Die Coronavirus-Pandemie (Covid-19), die von der Weltgesundheitsorganisation zur Pandemie erklärt wurde, hat sich weltweit rasch ausgebreitet und das wirtschaftliche und soziale Leben nahezu zum Erliegen gebracht. Zusätzlich zu bestimmten diesbezüglichen Maßnahmen wurde in unserem Land auch eine freiwillige Quarantänepraxis eingeführt. Allerdings gibt es auch viele Branchen, die weiterhin produzieren und betreiben. In diesen Zeiten, in denen außergewöhnliche Maßnahmen zum Schutz vor dieser hochansteckenden Krankheit ergriffen werden, stellen sich sowohl für Arbeitnehmer als auch für Arbeitgeber zahlreiche rechtliche Probleme. In diesem Artikel versuchen wir zu untersuchen, ob die Ansteckung eines Arbeitnehmers mit der Coronavirus-Erkrankung als Arbeitsunfall gewertet werden kann.
- Was ist ein Arbeitsunfall?
- Kann die Coronavirus (Covid-19)-Pandemie im Rahmen von Arbeitsunfällen bewertet werden?
- Welche Vorsichtsmaßnahmen sollte der Arbeitgeber im Rahmen des Coronavirus treffen?
- Ein Arbeitgeber, der eine bezahlte Urlaubsregelung einführen möchte, benötigt hierfür nicht die Zustimmung der Arbeitnehmer. Wenn ein Arbeitnehmer jedoch bezahlten Urlaub nehmen möchte, muss er seinen Antrag einen Monat im Voraus dem Arbeitgeber mitteilen und der Arbeitgeber muss diesem Antrag zustimmen.
- Ein Arbeitgeber, der eine Regelung für unbezahlten Urlaub einführen möchte, muss dem Arbeitnehmer den Vorschlag für unbezahlten Urlaub übermitteln und der Arbeitnehmer muss innerhalb von 6 Tagen seine Zustimmung geben. Die Versetzung eines Arbeitnehmers in unbezahlten Urlaub ohne dessen Zustimmung gilt als Kündigung des Arbeitsvertrages.
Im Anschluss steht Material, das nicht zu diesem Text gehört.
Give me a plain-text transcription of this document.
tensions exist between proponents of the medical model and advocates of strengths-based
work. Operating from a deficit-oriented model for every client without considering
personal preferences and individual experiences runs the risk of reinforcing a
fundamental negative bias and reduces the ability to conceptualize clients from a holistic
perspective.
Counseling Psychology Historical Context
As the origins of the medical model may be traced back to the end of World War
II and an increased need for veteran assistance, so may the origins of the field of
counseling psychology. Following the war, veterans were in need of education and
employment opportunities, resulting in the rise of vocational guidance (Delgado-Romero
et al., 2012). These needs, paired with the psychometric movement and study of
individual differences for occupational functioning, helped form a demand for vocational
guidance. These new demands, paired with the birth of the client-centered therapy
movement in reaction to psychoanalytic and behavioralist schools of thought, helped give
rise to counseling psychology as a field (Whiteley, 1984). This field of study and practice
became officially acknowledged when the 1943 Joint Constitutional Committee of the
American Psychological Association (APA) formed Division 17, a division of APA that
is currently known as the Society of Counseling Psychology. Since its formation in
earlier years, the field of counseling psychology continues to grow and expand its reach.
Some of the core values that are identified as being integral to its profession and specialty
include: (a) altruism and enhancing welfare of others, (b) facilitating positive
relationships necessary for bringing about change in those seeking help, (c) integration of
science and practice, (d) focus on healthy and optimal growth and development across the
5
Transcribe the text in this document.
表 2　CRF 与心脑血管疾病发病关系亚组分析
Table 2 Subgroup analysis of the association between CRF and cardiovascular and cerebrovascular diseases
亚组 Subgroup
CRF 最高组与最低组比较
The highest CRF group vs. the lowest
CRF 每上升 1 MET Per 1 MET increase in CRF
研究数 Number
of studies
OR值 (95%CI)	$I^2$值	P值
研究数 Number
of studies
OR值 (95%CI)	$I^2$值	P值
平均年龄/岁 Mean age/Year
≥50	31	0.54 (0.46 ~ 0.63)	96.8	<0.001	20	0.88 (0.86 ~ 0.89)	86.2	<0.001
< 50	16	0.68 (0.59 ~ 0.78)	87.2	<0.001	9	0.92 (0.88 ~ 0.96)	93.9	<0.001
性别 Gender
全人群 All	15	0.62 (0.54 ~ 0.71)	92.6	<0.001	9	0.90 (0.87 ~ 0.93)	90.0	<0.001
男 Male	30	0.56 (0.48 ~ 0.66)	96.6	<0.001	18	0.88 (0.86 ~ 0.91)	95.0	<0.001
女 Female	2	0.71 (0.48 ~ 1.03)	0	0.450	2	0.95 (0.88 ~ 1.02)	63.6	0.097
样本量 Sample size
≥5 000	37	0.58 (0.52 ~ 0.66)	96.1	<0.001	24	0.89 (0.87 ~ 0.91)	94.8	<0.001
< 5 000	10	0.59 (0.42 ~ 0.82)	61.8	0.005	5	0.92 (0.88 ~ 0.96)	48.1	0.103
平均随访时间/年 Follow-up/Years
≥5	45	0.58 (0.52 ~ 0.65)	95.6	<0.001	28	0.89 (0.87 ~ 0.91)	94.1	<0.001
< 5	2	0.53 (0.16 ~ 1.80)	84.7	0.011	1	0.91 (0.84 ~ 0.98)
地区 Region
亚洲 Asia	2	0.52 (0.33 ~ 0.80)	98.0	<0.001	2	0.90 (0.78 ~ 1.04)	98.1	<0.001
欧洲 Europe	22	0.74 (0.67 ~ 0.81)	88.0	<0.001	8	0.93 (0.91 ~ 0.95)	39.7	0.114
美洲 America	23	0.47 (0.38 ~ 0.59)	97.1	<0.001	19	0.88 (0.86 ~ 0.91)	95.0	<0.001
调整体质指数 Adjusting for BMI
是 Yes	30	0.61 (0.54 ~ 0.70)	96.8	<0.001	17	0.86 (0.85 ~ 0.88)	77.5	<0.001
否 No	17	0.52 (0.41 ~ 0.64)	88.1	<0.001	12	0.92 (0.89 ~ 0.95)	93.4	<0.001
- Ein Arbeitgeber, der in die Kurzarbeitsregelung übergehen möchte, kann bei ISKUR (türkische Arbeitsagentur) einen Antrag stellen, wenn die wöchentliche Arbeitszeit am Arbeitsplatz aufgrund höherer Gewalt vorübergehend um mindestens ein Drittel reduziert wurde oder der Betrieb am Arbeitsplatz für vier Wochen eingestellt wurde, ohne dass eine Kontinuität erforderlich ist, und eine Einkommensunterstützung für versicherte Arbeitnehmer für einen Zeitraum von höchstens drei Monaten beantragen (der per Präsidialdekret auf bis zu sechs Monate verlängert werden kann) für die Zeiträume, in denen sie arbeitsunfähig sind. Im Rahmen der Kurzarbeitsregelung werden den Arbeitnehmern die Leistungen der Auszahlung von Kurzarbeitergeld und der Beitragszahlung zur Allgemeinen Krankenversicherung erbracht.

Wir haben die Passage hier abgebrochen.